I set up a small example demonstrating that a traced module does not perform activation checkpointing:

import torch
from torch.utils.checkpoint import checkpoint
import torch.fx as fx

def forward_hook(module, input, output):
    if input[0].requires_grad:
        print(f"track gradient in submodule")
    else:
        print(f"do not track gradient in submodule")

class SubModule(torch.nn.Module):
    def __init__(self):
        super().__init__()
        self.linear2 = torch.nn.Linear(1024, 2048)
        self.linear3 = torch.nn.Linear(2048, 1024)
        self.linear4 = torch.nn.Linear(2048, 1024)

        # apply forward hook
        self.linear3.register_forward_hook(forward_hook)

    def forward(self, x):
        x = self.linear2(x)
        x = self.linear3(x) + self.linear4(x)
        return x

class myModel(torch.nn.Module):
    def __init__(self, grad_checkpoint):
        super().__init__()
        self.linear1 = torch.nn.Linear(1024, 1024)
        self.submodule = SubModule()
        self.checkpoint = grad_checkpoint

    def forward(self, x):
        x = self.linear1(x)
        if self.checkpoint:
            x = checkpoint(self.submodule, x, use_reentrant=True)
        else:
            x = self.submodule(x)
        x = x.sum()
        return x

def run(grad_checkpoint, use_graph_module):

    device = "cuda" if torch.cuda.is_available() else "cpu"
    model = myModel(grad_checkpoint).to(device)

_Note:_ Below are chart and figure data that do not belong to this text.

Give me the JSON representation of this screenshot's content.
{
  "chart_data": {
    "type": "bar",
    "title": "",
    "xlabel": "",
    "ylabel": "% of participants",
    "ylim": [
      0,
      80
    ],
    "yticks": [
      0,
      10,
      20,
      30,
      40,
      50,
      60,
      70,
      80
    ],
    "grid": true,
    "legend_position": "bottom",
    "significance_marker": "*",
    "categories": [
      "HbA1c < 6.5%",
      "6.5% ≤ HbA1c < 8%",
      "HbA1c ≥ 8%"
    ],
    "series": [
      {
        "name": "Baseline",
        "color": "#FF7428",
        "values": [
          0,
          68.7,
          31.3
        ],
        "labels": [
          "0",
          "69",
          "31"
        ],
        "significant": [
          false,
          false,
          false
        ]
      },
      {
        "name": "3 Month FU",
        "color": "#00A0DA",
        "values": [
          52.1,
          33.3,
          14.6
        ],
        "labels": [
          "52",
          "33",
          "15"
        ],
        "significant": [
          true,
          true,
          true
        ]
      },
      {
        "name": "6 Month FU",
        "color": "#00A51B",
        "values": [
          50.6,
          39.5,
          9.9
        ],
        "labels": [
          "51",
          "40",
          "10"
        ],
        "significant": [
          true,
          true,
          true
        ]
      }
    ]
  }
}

    x = torch.randn((1, 1024), requires_grad=True, device=device)

    print("### Start forward pass")
    if use_graph_module:
        tracer = fx.Tracer()
        graph = tracer.trace(model)

        gm = fx.GraphModule(model, graph)
        gm.recompile()
        # gm.print_readable()

        out = gm(x)
    else:
        out = model(x)

    print("### Start backward pass")
    out.backward()

    print("gradient shape", x.grad.shape)

if __name__ == "__main__":
    # works as expected
    print("---- no checkpointing ----")
    run(grad_checkpoint=False, use_graph_module=False)
    print("---- no checkpointing & torch.fx ----")
    run(grad_checkpoint=False, use_graph_module=True)
    print("---- enabled checkpointing ----")
    run(grad_checkpoint=True, use_graph_module=False)

    # does not perform activation checkpointing!
    print("---- enabled checkpointing & torch.fx ----")
    run(grad_checkpoint=True, use_graph_module=True)
rachtibat commented 2 months ago

Yes, I just confirmed it by adding this line at the top

import torch
from torch.utils.checkpoint import checkpoint
import torch.fx as fx

# do not trace inside checkpoint()
fx.wrap('checkpoint')

Then, activation checkpointing works, but torch.fx is not tracing the content of the checkpointed layers, which is defeating the purpose why we use torch.fx in the first place.

If I use torch==2.3 and compile() like in your example, it works! So, there might be a way! Maybe it is possible to extract a graph from compile().